Desipramine alone, desipramine with CBT, and CBT alone: Agras et al. (1992) compared these treatment strategies and reported that 7 of 71 patients stopped medication due to unspecified side effects.
Imipramine with and without intensive group psychotherapy: Mitchell et al. (1990) reported that one patient in each group (imipramine alone and imipramine plus group therapy) developed a rash during the study period. Study authors stated: “our clinical experience during the protocol was that many of these young women did not like some of the effects of the antidepressant. In particular, they frequently complained of sedation, constipation, dry mouth, palpitations and dizziness.”
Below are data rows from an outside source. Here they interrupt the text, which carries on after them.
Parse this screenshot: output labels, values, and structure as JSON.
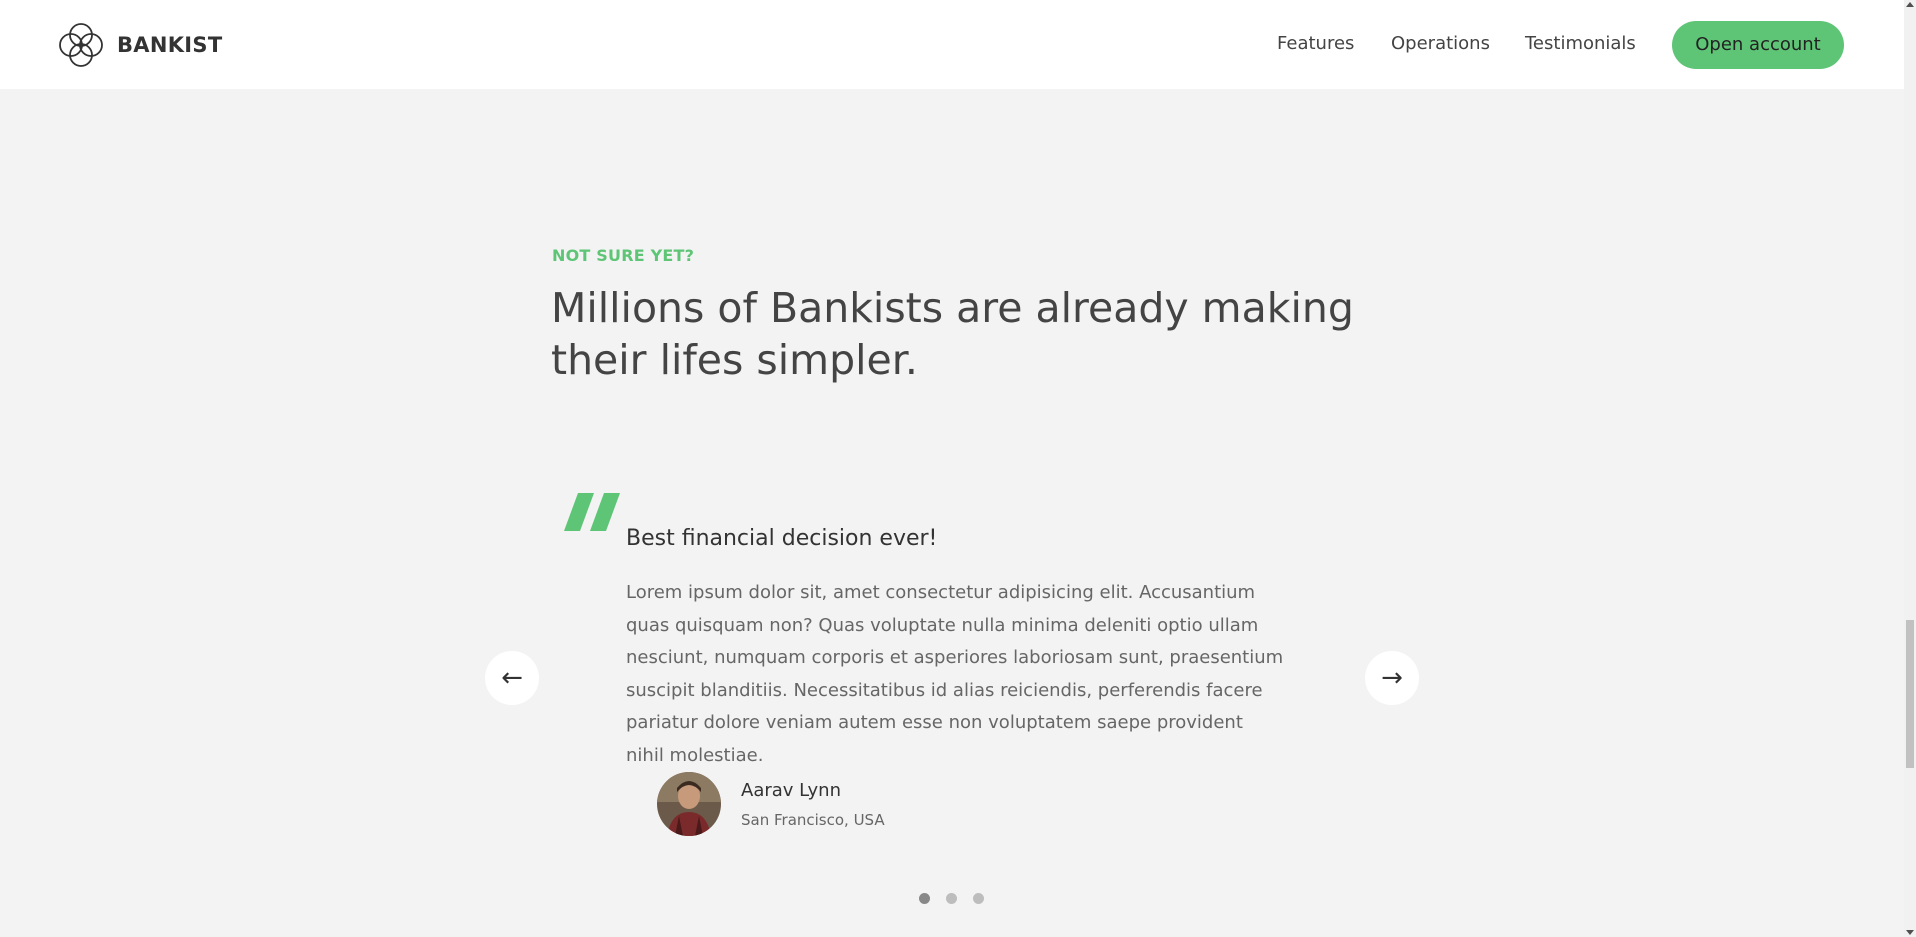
{
  "nav": {
    "brand": "BANKIST",
    "links": [
      "Features",
      "Operations",
      "Testimonials"
    ],
    "cta": "Open account"
  },
  "section": {
    "tag": "NOT SURE YET?",
    "title": "Millions of Bankists are already making their lifes simpler."
  },
  "testimonial": {
    "heading": "Best financial decision ever!",
    "text": "Lorem ipsum dolor sit, amet consectetur adipisicing elit. Accusantium quas quisquam non? Quas voluptate nulla minima deleniti optio ullam nesciunt, numquam corporis et asperiores laboriosam sunt, praesentium suscipit blanditiis. Necessitatibus id alias reiciendis, perferendis facere pariatur dolore veniam autem esse non voluptatem saepe provident nihil molestiae.",
    "author": "Aarav Lynn",
    "location": "San Francisco, USA"
  },
  "slider": {
    "prev_label": "←",
    "next_label": "→",
    "active_dot": 1,
    "dot_count": 3
  },
  "colors": {
    "accent": "#5ec576",
    "background": "#f3f3f3"
  },
  "icons": {
    "logo": "bankist-logo-icon",
    "quote": "quote-mark-icon"
  }
}
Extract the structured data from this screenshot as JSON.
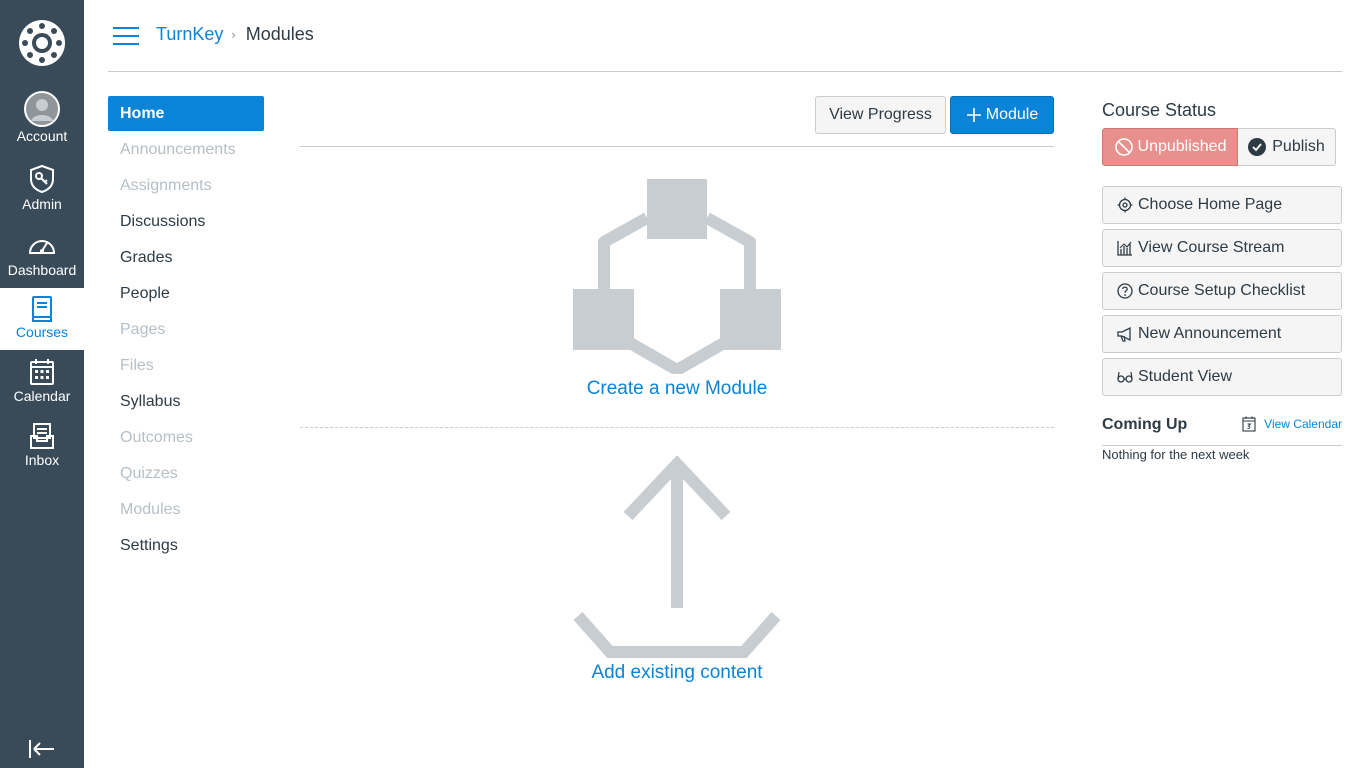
{
  "global_nav": {
    "items": [
      {
        "label": "Account",
        "icon": "account-avatar-icon"
      },
      {
        "label": "Admin",
        "icon": "admin-shield-icon"
      },
      {
        "label": "Dashboard",
        "icon": "dashboard-speedometer-icon"
      },
      {
        "label": "Courses",
        "icon": "courses-book-icon",
        "active": true
      },
      {
        "label": "Calendar",
        "icon": "calendar-icon"
      },
      {
        "label": "Inbox",
        "icon": "inbox-icon"
      }
    ],
    "collapse_icon": "collapse-nav-icon"
  },
  "breadcrumb": {
    "course": "TurnKey",
    "separator": "›",
    "current": "Modules"
  },
  "course_nav": {
    "items": [
      {
        "label": "Home",
        "state": "active"
      },
      {
        "label": "Announcements",
        "state": "disabled"
      },
      {
        "label": "Assignments",
        "state": "disabled"
      },
      {
        "label": "Discussions",
        "state": "enabled"
      },
      {
        "label": "Grades",
        "state": "enabled"
      },
      {
        "label": "People",
        "state": "enabled"
      },
      {
        "label": "Pages",
        "state": "disabled"
      },
      {
        "label": "Files",
        "state": "disabled"
      },
      {
        "label": "Syllabus",
        "state": "enabled"
      },
      {
        "label": "Outcomes",
        "state": "disabled"
      },
      {
        "label": "Quizzes",
        "state": "disabled"
      },
      {
        "label": "Modules",
        "state": "disabled"
      },
      {
        "label": "Settings",
        "state": "enabled"
      }
    ]
  },
  "main": {
    "view_progress_label": "View Progress",
    "add_module_label": "Module",
    "create_module_link": "Create a new Module",
    "add_existing_link": "Add existing content"
  },
  "sidebar": {
    "course_status_title": "Course Status",
    "unpublished_label": "Unpublished",
    "publish_label": "Publish",
    "actions": [
      {
        "label": "Choose Home Page",
        "icon": "home-page-gear-icon"
      },
      {
        "label": "View Course Stream",
        "icon": "course-stream-chart-icon"
      },
      {
        "label": "Course Setup Checklist",
        "icon": "question-circle-icon"
      },
      {
        "label": "New Announcement",
        "icon": "megaphone-icon"
      },
      {
        "label": "Student View",
        "icon": "glasses-icon"
      }
    ],
    "coming_up_title": "Coming Up",
    "view_calendar_label": "View Calendar",
    "nothing_text": "Nothing for the next week"
  },
  "colors": {
    "nav_bg": "#394b58",
    "brand_blue": "#0a84d8",
    "unpublished_bg": "#e8908d",
    "illustration_gray": "#c7cdd1"
  }
}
Citalopram compared to fluoxetine: Leombruni et al. (2006) reported finding no statistical difference between groups given one of these medications, but the way they reported their data did not enable analysts to determine whether the two medications are equivalent in efficacy and adverse events. Study authors commented that three patients dropped out of the study because of adverse effects but did not report which medication these three people had received.
Sertraline: Milano et al. (2004) compared this medication to placebo and reported that patients given sertraline experienced sleepiness (55%), dry mouth (30%), and mild asthenia (8%). Patients in the placebo group reported experiencing headache (20%), asthenia (12%), and insomnia (6%). All reported side effects were commonly associated with use of selective serotonin reuptake inhibitors.
CBT versus family-based therapy: Le Grange et al. (2015) reported that hospitalization occurred more among adolescents who received CBT than among adolescents who received family-based therapy; 10 of 13 hospitalizations in the study occurred within the first 8 weeks of treatment.